Every participating school, she said, “agrees we as a society are eating too much meat and wants to raise awareness about meat-free options that are low in cholesterol and good for the planet.”

Rubio, who took charge of the district’s food services division last year, said she has personally seen the health benefits of a vegetarian diet, which was one reason she wanted to offer students vegetarian options. Also, she said, many students were asking for a meatless entree.

Rubio estimated that 40 percent of students opt for the vegetarian option on any given day.

“For our district, it works out,” she said. “We encourage students to give a voice about what they’d like to see on the menu.”

The district now offers its roughly 1,000 students a vegetarian entree each day.

So when Middleton contacted Rubio about Meatless Monday, it sounded like a great idea.
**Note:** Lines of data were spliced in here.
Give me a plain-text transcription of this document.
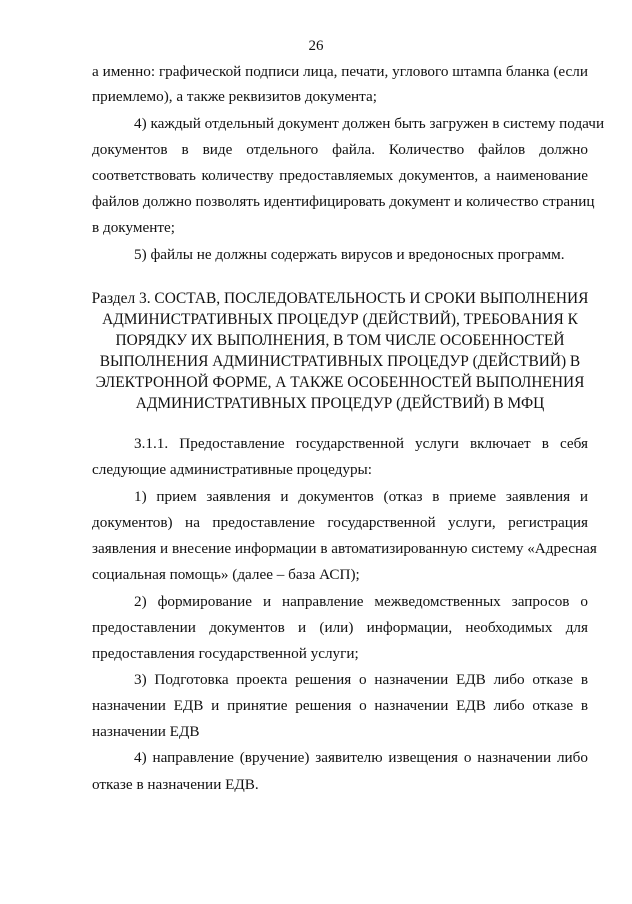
26
а именно: графической подписи лица, печати, углового штампа бланка (если
приемлемо), а также реквизитов документа;
4) каждый отдельный документ должен быть загружен в систему подачи
документов в виде отдельного файла. Количество файлов должно
соответствовать количеству предоставляемых документов, а наименование
файлов должно позволять идентифицировать документ и количество страниц
в документе;
5) файлы не должны содержать вирусов и вредоносных программ.
Раздел 3. СОСТАВ, ПОСЛЕДОВАТЕЛЬНОСТЬ И СРОКИ ВЫПОЛНЕНИЯ
АДМИНИСТРАТИВНЫХ ПРОЦЕДУР (ДЕЙСТВИЙ), ТРЕБОВАНИЯ К
ПОРЯДКУ ИХ ВЫПОЛНЕНИЯ, В ТОМ ЧИСЛЕ ОСОБЕННОСТЕЙ
ВЫПОЛНЕНИЯ АДМИНИСТРАТИВНЫХ ПРОЦЕДУР (ДЕЙСТВИЙ) В
ЭЛЕКТРОННОЙ ФОРМЕ, А ТАКЖЕ ОСОБЕННОСТЕЙ ВЫПОЛНЕНИЯ
АДМИНИСТРАТИВНЫХ ПРОЦЕДУР (ДЕЙСТВИЙ) В МФЦ
3.1.1. Предоставление государственной услуги включает в себя
следующие административные процедуры:
1) прием заявления и документов (отказ в приеме заявления и
документов) на предоставление государственной услуги, регистрация
заявления и внесение информации в автоматизированную систему «Адресная
социальная помощь» (далее – база АСП);
2) формирование и направление межведомственных запросов о
предоставлении документов и (или) информации, необходимых для
предоставления государственной услуги;
3) Подготовка проекта решения о назначении ЕДВ либо отказе в
назначении ЕДВ и принятие решения о назначении ЕДВ либо отказе в
назначении ЕДВ
4) направление (вручение) заявителю извещения о назначении либо
отказе в назначении ЕДВ.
She started the program this fall but held off on labeling it Meatless Monday, because she wanted to see how it would go over without influencing students one way or the other by the name. So far, she said, they seem to be on board.

Bryan Nyberg, director of the Child Nutrition Services program at Santa Rosa City Schools, said his program also has met with little resistance.

“Part of it is being creative and making things that don’t sound vegetarian,” he said. He has incorporated meat substitutes into dishes like veggie sloppy Joes, meatless pot pies and vegetarian shepherd’s pie.

“The world of child nutrition is radically different from what it was in past years,” Healdsburg Superintendent Jeff Harding said. “We’re offering a wide variety of healthy foods I never saw when I was a kid.”

Long gone, he said, is the district’s frying machine. Per new federal requirements, white breads and pasta have been replaced with whole grains.

“I’ve been surprised,” he said. “Students are eating jicama, hummus and yogurt. Healthy foods are evident in all our schools.”